200: the low accuracy comes from the large intersection of rectangular parts (the back and the seat). I still think the model is more correct than the annotation because the annotation of the seat included a large part of the back.
500: this chair has an unusual shape and an unusual annotation as well. The model correctly predicted that the seat is the thin rectangular part, but the annotation also included the legs. I think the annotation is bad in this case.

Q3. Robustness Analysis

Rotation

Procedure: the point clouds are rotated by the same angle around all 3 axes with increasing magnitude.

Angle (rad)	Classification accuracy	Segmentation accuracy
0.0	0.9790	0.9044
0.1	0.9654	0.8722
0.3	0.8342	0.7320
0.6	0.2455	0.4922

Classification visualization at 0.6 rad:

Image	Predicted class	Ground truth class
	Chair	Chair
	Vase	Vase
	Lamp	Lamp
	Lamp	Chair
	Lamp	Vase
	Vase	Lamp

Segmentation visualization at 0.6 rad:

ID	Accuracy (unrotated)	Accuracy (rotated)
0	0.9601	0.5481
1	0.9876	0.6355
2	0.9102	0.3823
20	0.9816	0.5734
200	0.7496	0.4502
300	0.9582	0.5124
500	0.7669	0.6411

The results are as expected that as the rotation gets larger, the accuracy drops for both classification and segmentation tasks. This is because the model does not have rotation invariance built in (T-net removed) while the data only contain upright poses.

The segmentation visualization shows an interesting thing when there is rotation: the segmentation is as if the object hasn't rotated. This shows that the model learned a mapping from the upright pose coordinates directly to the part labels, instead of learning the true semantic parts of the objects.

Number of points

Procedure: I tested with 5 different number of points, from 10k (original) to 100.

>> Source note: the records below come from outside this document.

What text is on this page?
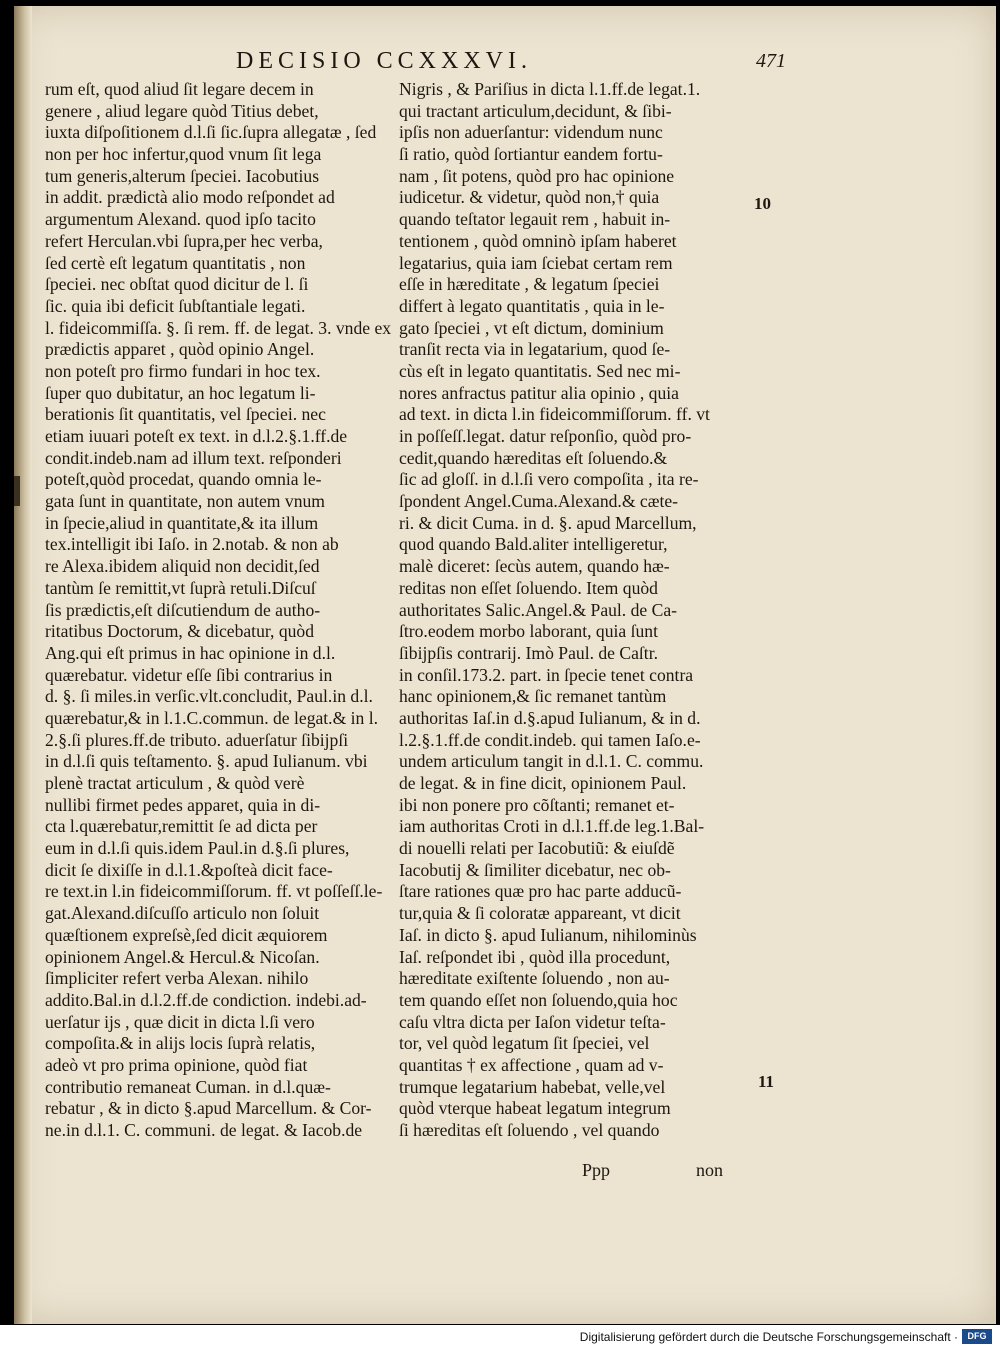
DECISIO CCXXXVI.	471
rum eſt, quod aliud ſit legare decem in
genere , aliud legare quòd Titius debet,
iuxta diſpoſitionem d.l.ſi ſic.ſupra allegatæ , ſed
non per hoc infertur,quod vnum ſit lega
tum generis,alterum ſpeciei. Iacobutius
in addit. prædictà alio modo reſpondet ad
argumentum Alexand. quod ipſo tacito
refert Herculan.vbi ſupra,per hec verba,
ſed certè eſt legatum quantitatis , non
ſpeciei. nec obſtat quod dicitur de l. ſi
ſic. quia ibi deficit ſubſtantiale legati.
l. fideicommiſſa. §. ſi rem. ff. de legat. 3. vnde ex
prædictis apparet , quòd opinio Angel.
non poteſt pro firmo fundari in hoc tex.
ſuper quo dubitatur, an hoc legatum li-
berationis ſit quantitatis, vel ſpeciei. nec
etiam iuuari poteſt ex text. in d.l.2.§.1.ff.de
condit.indeb.nam ad illum text. reſponderi
poteſt,quòd procedat, quando omnia le-
gata ſunt in quantitate, non autem vnum
in ſpecie,aliud in quantitate,& ita illum
tex.intelligit ibi Iaſo. in 2.notab. & non ab
re Alexa.ibidem aliquid non decidit,ſed
tantùm ſe remittit,vt ſuprà retuli.Diſcuſ
ſis prædictis,eſt diſcutiendum de autho-
ritatibus Doctorum, & dicebatur, quòd
Ang.qui eſt primus in hac opinione in d.l.
quærebatur. videtur eſſe ſibi contrarius in
d. §. ſi miles.in verſic.vlt.concludit, Paul.in d.l.
quærebatur,& in l.1.C.commun. de legat.& in l.
2.§.ſi plures.ff.de tributo. aduerſatur ſibijpſi
in d.l.ſi quis teſtamento. §. apud Iulianum. vbi
plenè tractat articulum , & quòd verè
nullibi firmet pedes apparet, quia in di-
cta l.quærebatur,remittit ſe ad dicta per
eum in d.l.ſi quis.idem Paul.in d.§.ſi plures,
dicit ſe dixiſſe in d.l.1.&poſteà dicit face-
re text.in l.in fideicommiſſorum. ff. vt poſſeſſ.le-
gat.Alexand.diſcuſſo articulo non ſoluit
quæſtionem expreſsè,ſed dicit æquiorem
opinionem Angel.& Hercul.& Nicoſan.
ſimpliciter refert verba Alexan. nihilo
addito.Bal.in d.l.2.ff.de condiction. indebi.ad-
uerſatur ijs , quæ dicit in dicta l.ſi vero
compoſita.& in alijs locis ſuprà relatis,
adeò vt pro prima opinione, quòd fiat
contributio remaneat Cuman. in d.l.quæ-
rebatur , & in dicto §.apud Marcellum. & Cor-
ne.in d.l.1. C. communi. de legat. & Iacob.de
Nigris , & Pariſius in dicta l.1.ff.de legat.1.
qui tractant articulum,decidunt, & ſibi-
ipſis non aduerſantur: videndum nunc
ſi ratio, quòd ſortiantur eandem fortu-
nam , ſit potens, quòd pro hac opinione
iudicetur. & videtur, quòd non,† quia
quando teſtator legauit rem , habuit in-
tentionem , quòd omninò ipſam haberet
legatarius, quia iam ſciebat certam rem
eſſe in hæreditate , & legatum ſpeciei
differt à legato quantitatis , quia in le-
gato ſpeciei , vt eſt dictum, dominium
tranſit recta via in legatarium, quod ſe-
cùs eſt in legato quantitatis. Sed nec mi-
nores anfractus patitur alia opinio , quia
ad text. in dicta l.in fideicommiſſorum. ff. vt
in poſſeſſ.legat. datur reſponſio, quòd pro-
cedit,quando hæreditas eſt ſoluendo.&
ſic ad gloſſ. in d.l.ſi vero compoſita , ita re-
ſpondent Angel.Cuma.Alexand.& cæte-
ri. & dicit Cuma. in d. §. apud Marcellum,
quod quando Bald.aliter intelligeretur,
malè diceret: ſecùs autem, quando hæ-
reditas non eſſet ſoluendo. Item quòd
authoritates Salic.Angel.& Paul. de Ca-
ſtro.eodem morbo laborant, quia ſunt
ſibijpſis contrarij. Imò Paul. de Caſtr.
in conſil.173.2. part. in ſpecie tenet contra
hanc opinionem,& ſic remanet tantùm
authoritas Iaſ.in d.§.apud Iulianum, & in d.
l.2.§.1.ff.de condit.indeb. qui tamen Iaſo.e-
undem articulum tangit in d.l.1. C. commu.
de legat. & in fine dicit, opinionem Paul.
ibi non ponere pro cõſtanti; remanet et-
iam authoritas Croti in d.l.1.ff.de leg.1.Bal-
di nouelli relati per Iacobutiũ: & eiuſdẽ
Iacobutij & ſimiliter dicebatur, nec ob-
ſtare rationes quæ pro hac parte adducũ-
tur,quia & ſi coloratæ appareant, vt dicit
Iaſ. in dicto §. apud Iulianum, nihilominùs
Iaſ. reſpondet ibi , quòd illa procedunt,
hæreditate exiſtente ſoluendo , non au-
tem quando eſſet non ſoluendo,quia hoc
caſu vltra dicta per Iaſon videtur teſta-
tor, vel quòd legatum ſit ſpeciei, vel
quantitas † ex affectione , quam ad v-
trumque legatarium habebat, velle,vel
quòd vterque habeat legatum integrum
ſi hæreditas eſt ſoluendo , vel quando
10
11
Ppp	non
Digitalisierung gefördert durch die Deutsche Forschungsgemeinschaft ·	DFG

Number of points	Classification accuracy	Segmentation accuracy
10000	0.9790	0.9044
5000	0.9769	0.9042
1000	0.9748	0.8943
500	0.9664	0.8731
100	0.8909	0.8145

Classification visualization at 100 points:

Image	Predicted class	Ground truth class
	Chair	Chair
	Vase	Vase
	Lamp	Lamp
	Lamp	Chair
	Lamp	Vase
	Vase	Lamp

Segmentation visualization at 100 points:

ID	Accuracy (10k)	Accuracy (100)
0	0.9601	0.9
1	0.9876	0.99
2	0.9102	0.89
20	0.9816	0.96
200	0.7496	0.64
300	0.9582	0.96
500	0.7669	0.8

The results show that the model is quite robust to the number of points for both tasks, even though the accuracy generally drops as the number of points decreases. The deterioration is from the fact that important details of the shape disappear when there are fewer points. However, as long as there are still enough details, the model generally holds its quality. This robustness probably comes from the use of pooling operations, which helps the model focus on the global shape.